Figurinha fácil nas praias do Algarve, o presidente Marcelo de Sousa excedeu-se em cortesia e hospitalidade ao conversar com um casal de patrícios. "Brasileiro em Portugal é português", ele afagou. "São irmãos. E são irmãos muito queridos, que vivem aqui faz muito tempo. Eu não esqueço o que têm feito criando riqueza e justiça em Portugal." Eis o ponto: ao desconvidar o presidente português para a aventura de dividir um prato de feijão no Itamaraty, Bolsonaro bateu a porta na cara de um irmão. Fora do cercadinho, isso é uma falta de educação intolerável.
Sempre houve uma grande confusão entre público e privado no Brasil. Agora, entretanto, há uma radicalização. O privado se resumiu numa família, num grupo cujo patriarca tenta fazer o Brasil inteiro atravessar a rachadinha dos seus interesses escusos, migrando da República para um império que tem o privado como sistema e a empulhação como método.
"Resolvi cancelar o almoço que ele teria comigo, bem como toda a programação", disse Bolsonaro à CNN. "Ele teria uma reunião com o Lula." Por sorte, Marcelo de Sousa conhece o Brasil o bastante para perceber que o país é grande demais para caber no vão estreito da Presidência de Bolsonaro. Ainda no aeroporto de Lisboa, minutos antes de embarcar para o Brasil, na sexta-feira, o presidente português desdenhou: "Não vale perder um segundo com um almoço quando há amizade entre os povos. O que importa é a amizade entre os povos, não a ligação entre os políticos."

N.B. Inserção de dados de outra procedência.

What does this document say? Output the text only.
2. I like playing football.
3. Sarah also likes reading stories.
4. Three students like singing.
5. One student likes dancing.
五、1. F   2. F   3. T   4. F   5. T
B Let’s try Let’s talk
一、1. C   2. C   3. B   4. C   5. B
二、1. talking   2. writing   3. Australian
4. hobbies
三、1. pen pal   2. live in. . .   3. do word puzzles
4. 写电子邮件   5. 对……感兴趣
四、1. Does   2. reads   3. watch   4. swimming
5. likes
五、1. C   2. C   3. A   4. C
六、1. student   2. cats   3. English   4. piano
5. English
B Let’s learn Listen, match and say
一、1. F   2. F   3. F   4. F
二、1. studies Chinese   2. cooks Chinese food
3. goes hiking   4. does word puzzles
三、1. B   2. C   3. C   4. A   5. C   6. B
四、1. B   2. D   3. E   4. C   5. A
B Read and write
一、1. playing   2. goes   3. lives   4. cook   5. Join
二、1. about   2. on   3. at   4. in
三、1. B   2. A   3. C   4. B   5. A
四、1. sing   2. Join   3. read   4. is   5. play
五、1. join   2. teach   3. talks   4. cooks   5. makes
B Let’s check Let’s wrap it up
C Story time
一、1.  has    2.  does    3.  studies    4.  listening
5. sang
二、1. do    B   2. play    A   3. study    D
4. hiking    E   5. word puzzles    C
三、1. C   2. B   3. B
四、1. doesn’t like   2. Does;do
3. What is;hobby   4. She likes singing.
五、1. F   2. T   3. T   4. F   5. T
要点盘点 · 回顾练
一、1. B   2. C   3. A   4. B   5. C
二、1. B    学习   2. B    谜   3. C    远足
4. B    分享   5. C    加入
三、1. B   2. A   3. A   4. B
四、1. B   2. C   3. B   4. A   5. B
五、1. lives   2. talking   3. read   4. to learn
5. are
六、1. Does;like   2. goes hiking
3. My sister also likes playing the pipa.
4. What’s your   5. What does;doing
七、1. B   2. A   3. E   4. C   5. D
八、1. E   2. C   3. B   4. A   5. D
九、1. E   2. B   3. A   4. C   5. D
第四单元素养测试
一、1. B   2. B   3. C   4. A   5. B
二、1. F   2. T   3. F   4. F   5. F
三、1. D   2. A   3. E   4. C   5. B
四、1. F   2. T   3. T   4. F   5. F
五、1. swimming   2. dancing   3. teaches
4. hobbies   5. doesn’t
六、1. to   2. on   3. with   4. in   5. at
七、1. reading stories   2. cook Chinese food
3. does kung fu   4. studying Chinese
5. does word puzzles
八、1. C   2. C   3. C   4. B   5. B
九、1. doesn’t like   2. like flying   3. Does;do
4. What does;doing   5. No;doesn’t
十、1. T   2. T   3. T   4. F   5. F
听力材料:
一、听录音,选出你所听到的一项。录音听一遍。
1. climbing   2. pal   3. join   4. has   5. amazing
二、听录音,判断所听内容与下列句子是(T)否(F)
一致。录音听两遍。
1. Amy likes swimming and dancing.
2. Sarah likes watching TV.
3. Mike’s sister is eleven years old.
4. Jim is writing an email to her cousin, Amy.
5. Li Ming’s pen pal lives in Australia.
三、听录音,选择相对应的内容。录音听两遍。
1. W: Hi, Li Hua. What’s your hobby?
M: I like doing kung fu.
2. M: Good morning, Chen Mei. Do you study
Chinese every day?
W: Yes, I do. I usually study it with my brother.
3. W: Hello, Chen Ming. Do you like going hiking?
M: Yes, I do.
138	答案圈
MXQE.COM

O vexame será útil se levar o brasileiro a desperdiçar um pedaço do seu final de semana na busca de informações sobre a biografia do presidente de Portugal, um político tão popular quanto os doces portugueses. De centro-direita, Marcelo de Souza advoga a tese segundo a qual a união deve prevalecer sobre a polarização com a esquerda. Costuma ser flagrado em situações inusuais para um chefe de Estado. Numa ocasião, foi fotografado usando máscara na fila de um supermercado. Noutra, ganhou as manchetes ao salvar duas jovens que se afogavam após cair da canoa.
Na pandemia, colocou a vida à frente da economia. "Sem vida e sem saúde o combate econômico não pode ser travado com sucesso", disse. Ficou rouco de tanto manifestar solidariedade às famílias dos mortos e agradecimentos aos portugueses que, segundo ele, mantiveram Portugal "funcionando". Gente como médicos, caminhoneiros e agricultores. No auge da guerra contra o vírus, pregou a união dos "órgãos de soberania". Declarou: "Presidente, Parlamento, governo, partidos solidários. Aquilo que nos une é muitíssimo mais importante do que aquilo que nos pudesse dividir."
A voz de Marcelo de Sousa jamais soou numa frase questionando a eficácia de vacinas ou a colocando em dúvida o sistema eleitoral português. Para ele, "é sempre atual a luta pela liberdade. É sempre atual, no presente e no futuro. Mas é mais atual hoje, quando regressam ideias antiliberais, quando surgem as chamadas democracias iliberais ou antiliberais, ou seja, não democráticas".
Se ao final da pesquisa sobre Marcelo de Souza o brasileiro for assaltado por um sentimento de inveja e perceber que Bolsonaro desrespeitou o Brasil no instante em que cancelou o almoço com presidente português, a truculência terá servido para alguma coisa. Ficará entendido que a melhor hora para escolher um presidente adequado é três anos e meio atrás. A segunda melhor hora é em outubro.